How to best describe Azure Data Factory (ADF) V2? A friend of mine described it as the ETL of the skies. And since I based almost my entire career on ETL tools, this sounded like music to my ears. After running a nice project in ADF I can now look back on this statement, and conclude there is some truth behind that statement, but it’s more an ELT then a ETL tool.
ADF is a data integration tool that can manage and orchestrate data streams between different Azure Data Component like Azure Blob Store, Data Lake Store, but also Data Lake Analytics and Azure Data Warehouse. It can even grab data from your on premise data sources in your company. The real transformation part isn’t its cup of tea however.
But hey, we got now other more powerful tools for this inside Azure, we can even use ADF as a runtime environment for SSIS packages, that will do all the lookup and transform work for you. Since its version 2 dress it also contains a graphical user interface. Too bad for all these Die Hard fans out there writing and debugging JSON code by hand, we can now use drag and drop as well :-)
This series will consist out of three blogposts. Below I will go deeper into Linked Services, the glue that you’ll need to keep all these Azure Services together. In a second blogpost I will explain how to load the data in our SQLtable using Polybase. In a third post we’ll be working with parameters and a parameter table, so you can make your workflow more dynamic.
I have my file in Azure Data Lake Store and I want to load it into my Azure Database using Data Factory.
In order to achieve this we need to set up a linked service between Azure Data Lake Store and Data Factory. You can think of Linked Services as being a connection string. And off course every connection string needs to be able to authenticate itself to the service. For this, we won’t be using our own user ID for this, but a service principal.
The service principal fits in the concept of Role-Based Access Control in Azure (RBAC). Role-based access control (RBAC) helps you to manage who has access to Azure resources, what they can do with those resources, and what areas they have access to. So you can define fine-grained what each user or group can see or do in your environment, instead of giving everyone full access. For communication between Azure applications Service Principals are used, think of it as a user identity for an azure resource. To the Service Principle you then add roles that define what exactly the service principle has access to, and the scope of it (Reader, Contributor, Owner).
The first step is to create an ADF Instance in your Azure Resource Group, and click on Author and Monitor to create your first project. Let’s skip the sissy wizards, and go straight to the real-men author section.
You go to Connections, Linked Service, Click New and choose to create a Linked Service to the Azure Data Lake Store.
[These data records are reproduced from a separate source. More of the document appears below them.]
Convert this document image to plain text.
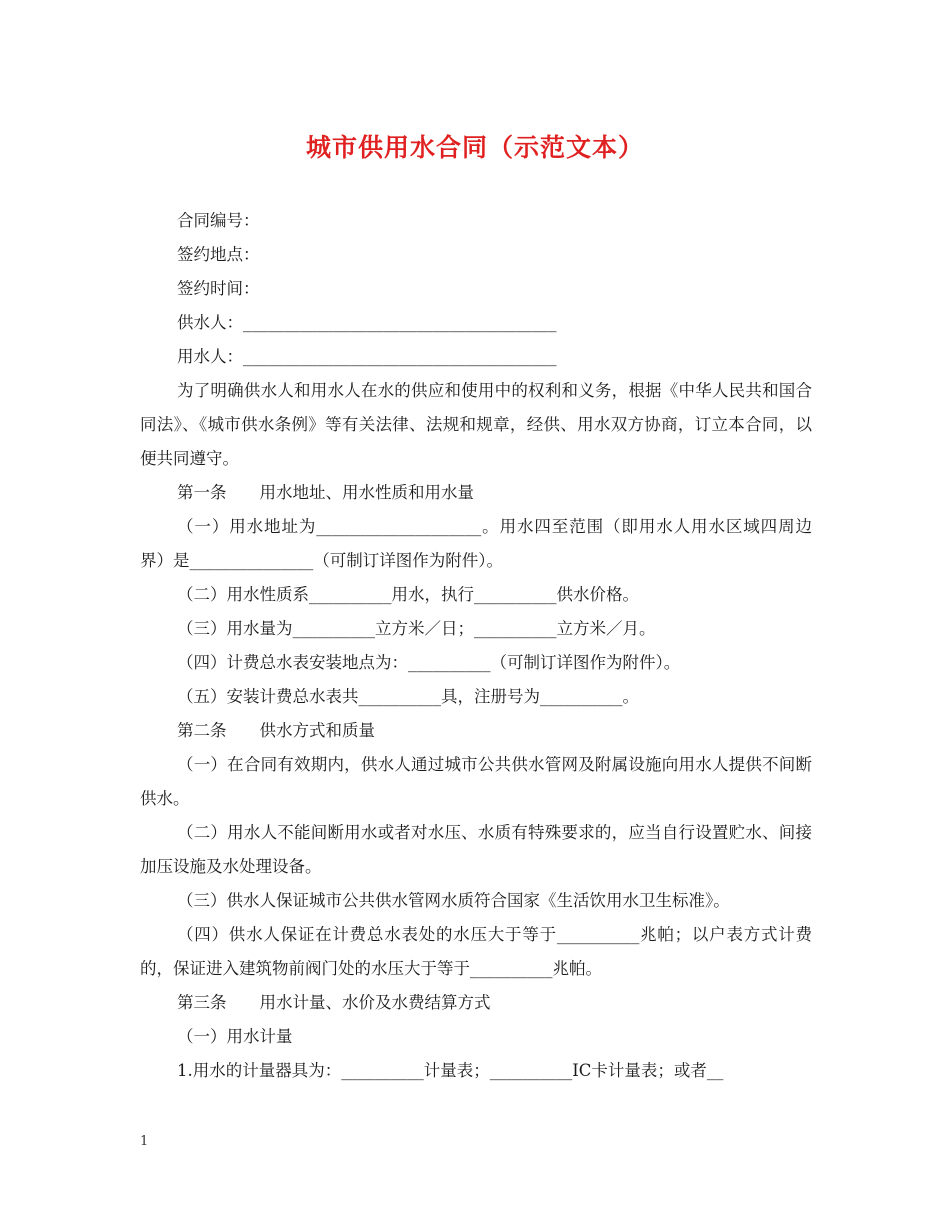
城市供用水合同（示范文本）

合同编号：

签约地点：

签约时间：

供水人：______________________________________

用水人：______________________________________

为了明确供水人和用水人在水的供应和使用中的权利和义务，根据《中华人民共和国合同法》、《城市供水条例》等有关法律、法规和规章，经供、用水双方协商，订立本合同，以便共同遵守。

第一条　　用水地址、用水性质和用水量

（一）用水地址为____________________。用水四至范围（即用水人用水区域四周边界）是_______________（可制订详图作为附件）。

（二）用水性质系__________用水，执行__________供水价格。

（三）用水量为__________立方米／日；__________立方米／月。

（四）计费总水表安装地点为：__________（可制订详图作为附件）。

（五）安装计费总水表共__________具，注册号为__________。

第二条　　供水方式和质量

（一）在合同有效期内，供水人通过城市公共供水管网及附属设施向用水人提供不间断供水。

（二）用水人不能间断用水或者对水压、水质有特殊要求的，应当自行设置贮水、间接加压设施及水处理设备。

（三）供水人保证城市公共供水管网水质符合国家《生活饮用水卫生标准》。

（四）供水人保证在计费总水表处的水压大于等于__________兆帕；以户表方式计费的，保证进入建筑物前阀门处的水压大于等于__________兆帕。

第三条　　用水计量、水价及水费结算方式

（一）用水计量

1.用水的计量器具为：__________计量表；__________IC卡计量表；或者__

1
Here you need to provide a Name, Choose your Azure Subscription and the Data Lake Store you want to connect too. As the authentication type, you choose to use the Service Principal.
Next up, populate the Service Principal ID and Service Principle Key. Microsoft here chose to use a cryptic definition of User ID and User Password of the service Principal.
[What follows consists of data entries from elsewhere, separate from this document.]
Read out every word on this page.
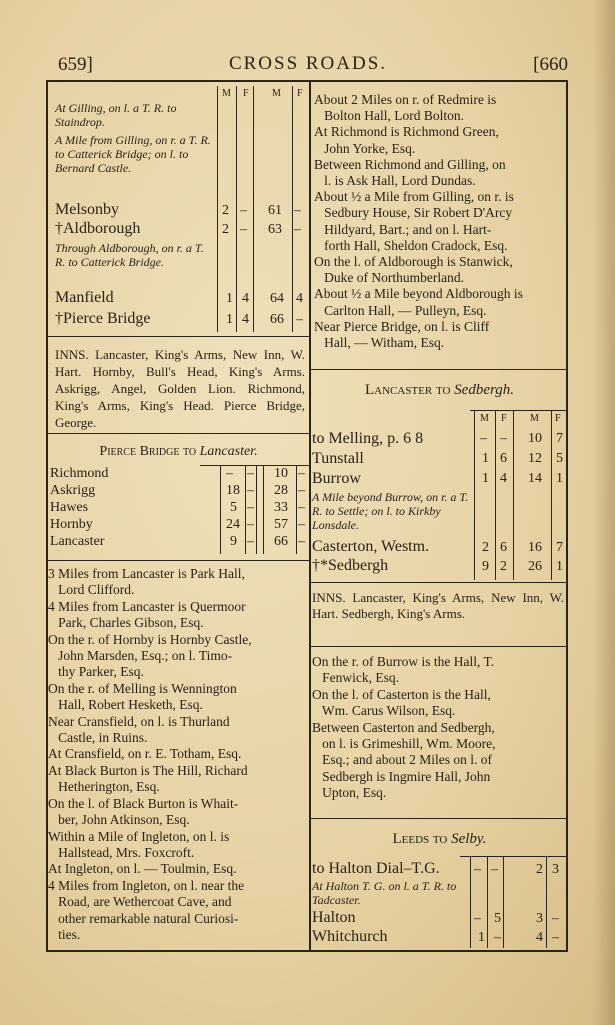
659]	CROSS ROADS.	[660
M F M F
At Gilling, on l. a T. R. to Staindrop.
A Mile from Gilling, on r. a T. R. to Catterick Bridge; on l. to Bernard Castle.
Melsonby	2 – 61 –
†Aldborough	2 – 63 –
Through Aldborough, on r. a T. R. to Catterick Bridge.
Manfield	1 4 64 4
†Pierce Bridge	1 4 66 –
INNS. Lancaster, King's Arms, New Inn, W. Hart. Hornby, Bull's Head, King's Arms. Askrigg, Angel, Golden Lion. Richmond, King's Arms, King's Head. Pierce Bridge, George.
Pierce Bridge to Lancaster.
Richmond	– – 10 –
Askrigg	18 – 28 –
Hawes	5 – 33 –
Hornby	24 – 57 –
Lancaster	9 – 66 –
3 Miles from Lancaster is Park Hall,
Lord Clifford.
4 Miles from Lancaster is Quermoor
Park, Charles Gibson, Esq.
On the r. of Hornby is Hornby Castle,
John Marsden, Esq.; on l. Timo-
thy Parker, Esq.
On the r. of Melling is Wennington
Hall, Robert Hesketh, Esq.
Near Cransfield, on l. is Thurland
Castle, in Ruins.
At Cransfield, on r. E. Totham, Esq.
At Black Burton is The Hill, Richard
Hetherington, Esq.
On the l. of Black Burton is Whait-
ber, John Atkinson, Esq.
Within a Mile of Ingleton, on l. is
Hallstead, Mrs. Foxcroft.
At Ingleton, on l. — Toulmin, Esq.
4 Miles from Ingleton, on l. near the
Road, are Wethercoat Cave, and
other remarkable natural Curiosi-
ties.
About 2 Miles on r. of Redmire is
Bolton Hall, Lord Bolton.
At Richmond is Richmond Green,
John Yorke, Esq.
Between Richmond and Gilling, on
l. is Ask Hall, Lord Dundas.
About ½ a Mile from Gilling, on r. is
Sedbury House, Sir Robert D'Arcy
Hildyard, Bart.; and on l. Hart-
forth Hall, Sheldon Cradock, Esq.
On the l. of Aldborough is Stanwick,
Duke of Northumberland.
About ½ a Mile beyond Aldborough is
Carlton Hall, — Pulleyn, Esq.
Near Pierce Bridge, on l. is Cliff
Hall, — Witham, Esq.
Lancaster to Sedbergh.
M F M F
to Melling, p. 6 8	– – 10 7
Tunstall	1 6 12 5
Burrow	1 4 14 1
A Mile beyond Burrow, on r. a T. R. to Settle; on l. to Kirkby Lonsdale.
Casterton, Westm.	2 6 16 7
†*Sedbergh	9 2 26 1
INNS. Lancaster, King's Arms, New Inn, W. Hart. Sedbergh, King's Arms.
On the r. of Burrow is the Hall, T.
Fenwick, Esq.
On the l. of Casterton is the Hall,
Wm. Carus Wilson, Esq.
Between Casterton and Sedbergh,
on l. is Grimeshill, Wm. Moore,
Esq.; and about 2 Miles on l. of
Sedbergh is Ingmire Hall, John
Upton, Esq.
Leeds to Selby.
to Halton Dial–T.G. – –	2 3
At Halton T. G. on l. a T. R. to Tadcaster.
Halton	– 5	3 –
Whitchurch	1 –	4 –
I hereby assume you have not created a service principal yet, so I guide you through the process of creating one.
Go to Azure Active Directory
In the Azure Portal. There you choose for App Registrations:
There you choose for New App Registration.
Provide a new for you application connector. The Sign-on URL in this case can be given randomly, as it’s not important in this case. Important is that you choose to Web app / API as the Application type.
Your application will now be between the applications.
Click on TestAppKris and you come into the following screen.
The Application ID is the Service Principle ID asked to provide in the generation of the Linked Service. The password we will need to generate. Therefor you need to click on Settings and then on Keys.
In the Password screen, provide a new description for the password, and set the expire date.
You can choose between 1 year, 2 years and never expire.
If you now safe you will see the password for the key. This is the principal key. Store this very carefully.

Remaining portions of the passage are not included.